Why? The background is that for some time both Hungary and Poland have been subject to pressure from Brussels, and legal proceedings in the European Court of Justice, for perceived failings in their internal judicial systems. These proceedings have been controversial. Both countries object to them on the basis that they see this as an attempt by the EU to muscle in on purely internal affairs. But an expansionist Court of Justice disagrees and has ruled that this is a matter engaging EU law. In January last year, the EU introduced a regulation allowing it to make payment of any EU funds conditional on the observance of the rule of law, which means in the case of Poland and Hungary conditional on their doing as the EU says on their judicial systems.
It is this that the European parliament has now insisted must be enforced. Even at a time like this, it says, discipline and strict subordination to Brussels’s law must be strictly maintained and quickly imposed. Indeed, the document goes on to excoriate the European Commission and its president Ursula von der Leyen for having been too soft on Poland and Hungary, especially since last month’s judgment from the Court of Justice sanctioning penalties.
The obvious point is that it is hard to imagine anything more politically inept and ill-timed than this document. Whatever the technical rights and wrongs of how Poland and Hungary appoint their national judiciaries, it can wait. In the present crisis, there is something seriously wrong with depriving the Polish and Hungarian states of many billion euros when they, the refugees they are feeding, and their own people who are looking after them, need every euro they can get their hands on.
Furthermore, while the typically wordy euro document has the air of a legal statement, the MEPs who voted for it seem entirely to have missed the point that for the present such legalities are a side issue. If ever there was a time when law must yield to politics, this is it. Faced with fighting in Ukraine and conceivable war in Europe, the EU’s overwhelming need now is unity on the global scale and for all member states to be brought on side in the effort to curb Putin’s megalomania. Questions about whether judicial appointments are euro law compliant are a supremely irrelevant distraction. If this means back-pedalling by Brussels on the strict application of European law throughout the Union, or the fudging of some face-saving compromise with Poland and Hungary, so be it. Indeed, this point has not escaped even Commission president Ursula van der Leyen. In February she obtained the legal green light from the European Court to cut off the flow of funds but she had sensibly decided that she had bigger fish to fry.
Why is any such concession to practicalities apparently unacceptable to MEPs? At first sight, it seems surprising that a group of elected politicians, of all people, should so roundly reject the political fudges, compromises and horse-trading that make up so much of democratic politics. But then perhaps it is not so surprising after all. For all that the EU desires that the European parliament is seen simply a grander version of its members’ parliaments (just as the Congress is, say, the New York State Assembly or the Kentucky House of Representatives writ large), the truth is that it is not.

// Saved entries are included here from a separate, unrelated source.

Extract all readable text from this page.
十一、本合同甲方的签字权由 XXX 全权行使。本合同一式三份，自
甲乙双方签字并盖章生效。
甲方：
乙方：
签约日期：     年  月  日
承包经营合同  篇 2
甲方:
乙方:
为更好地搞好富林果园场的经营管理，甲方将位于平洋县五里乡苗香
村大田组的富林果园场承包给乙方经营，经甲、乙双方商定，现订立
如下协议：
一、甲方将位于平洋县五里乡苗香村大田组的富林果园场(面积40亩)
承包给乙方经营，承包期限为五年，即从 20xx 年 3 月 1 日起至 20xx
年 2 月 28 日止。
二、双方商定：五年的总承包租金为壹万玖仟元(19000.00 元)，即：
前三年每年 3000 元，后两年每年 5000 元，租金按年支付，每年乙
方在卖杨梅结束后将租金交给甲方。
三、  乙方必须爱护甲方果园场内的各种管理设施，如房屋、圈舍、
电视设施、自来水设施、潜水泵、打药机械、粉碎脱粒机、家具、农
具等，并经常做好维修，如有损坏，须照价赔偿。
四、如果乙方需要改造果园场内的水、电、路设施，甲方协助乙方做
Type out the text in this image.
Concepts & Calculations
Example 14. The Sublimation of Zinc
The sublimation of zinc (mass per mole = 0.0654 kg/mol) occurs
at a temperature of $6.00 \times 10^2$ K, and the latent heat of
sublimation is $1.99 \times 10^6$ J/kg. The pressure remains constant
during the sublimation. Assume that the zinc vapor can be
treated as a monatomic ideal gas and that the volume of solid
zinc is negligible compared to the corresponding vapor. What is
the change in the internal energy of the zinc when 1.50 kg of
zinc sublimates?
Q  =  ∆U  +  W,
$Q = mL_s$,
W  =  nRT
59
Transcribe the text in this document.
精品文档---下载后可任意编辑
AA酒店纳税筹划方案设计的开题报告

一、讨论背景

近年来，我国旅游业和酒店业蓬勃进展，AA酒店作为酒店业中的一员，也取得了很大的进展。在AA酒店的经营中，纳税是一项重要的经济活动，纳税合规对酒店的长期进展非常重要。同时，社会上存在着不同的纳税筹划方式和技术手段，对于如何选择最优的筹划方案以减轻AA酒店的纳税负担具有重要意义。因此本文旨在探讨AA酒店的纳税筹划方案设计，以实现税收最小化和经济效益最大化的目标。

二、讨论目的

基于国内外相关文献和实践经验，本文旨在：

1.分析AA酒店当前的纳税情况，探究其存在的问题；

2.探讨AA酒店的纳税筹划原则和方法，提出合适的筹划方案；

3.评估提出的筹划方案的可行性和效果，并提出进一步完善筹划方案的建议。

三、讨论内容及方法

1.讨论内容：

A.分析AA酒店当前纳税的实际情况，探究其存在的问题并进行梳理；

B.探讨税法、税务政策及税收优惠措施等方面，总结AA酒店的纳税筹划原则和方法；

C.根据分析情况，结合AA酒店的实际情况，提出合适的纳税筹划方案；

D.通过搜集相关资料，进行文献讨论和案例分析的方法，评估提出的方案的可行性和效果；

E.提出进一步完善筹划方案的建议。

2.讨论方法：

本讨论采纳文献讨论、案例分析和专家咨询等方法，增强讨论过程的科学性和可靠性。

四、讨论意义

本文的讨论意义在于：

MEPs, it is worth remembering, are largely elected on a party list system, thus initially detaching them from individual constituents. Furthermore, once in parliament an MEP is encouraged to affiliate with an EU-sponsored (and subsidised) pan-European political group with no national equivalent, such as the European People’s party or the Alliance of Liberals and Democrats for Europe. In addition, note that the parliament has no power to introduce legislation (all it can do is officially petition the Commission to do it). Meanwhile, debate is effectively non-existent, with individual MEPs’ speeches for the most part strictly limited to one-minute pre-prepared statements.
The result is straightforward. The democratic facade is there, but control is largely in the hands of party bosses, insiders and wire-pullers at the EU level. The kind of democracy that we know, with politicians pulled this way and that by ministers, acquaintances and constituents, compromising here and standing by their principles there, simply does not exist. And the outcomes reflect that: the foolish resolutions like yesterday’s, which read more like prompted pronouncements of a politburo or supreme soviet than the outcome of any normal political debate.
There is one silver lining. The undemocratic nature of the European parliament goes hand-in-hand with the general irrelevance of its views. For the moment, we can for once live in hope that the European Commission can politely ignore posturings such as these, try to keep the EU together, and get on with the issues that really matter. Like Ukraine.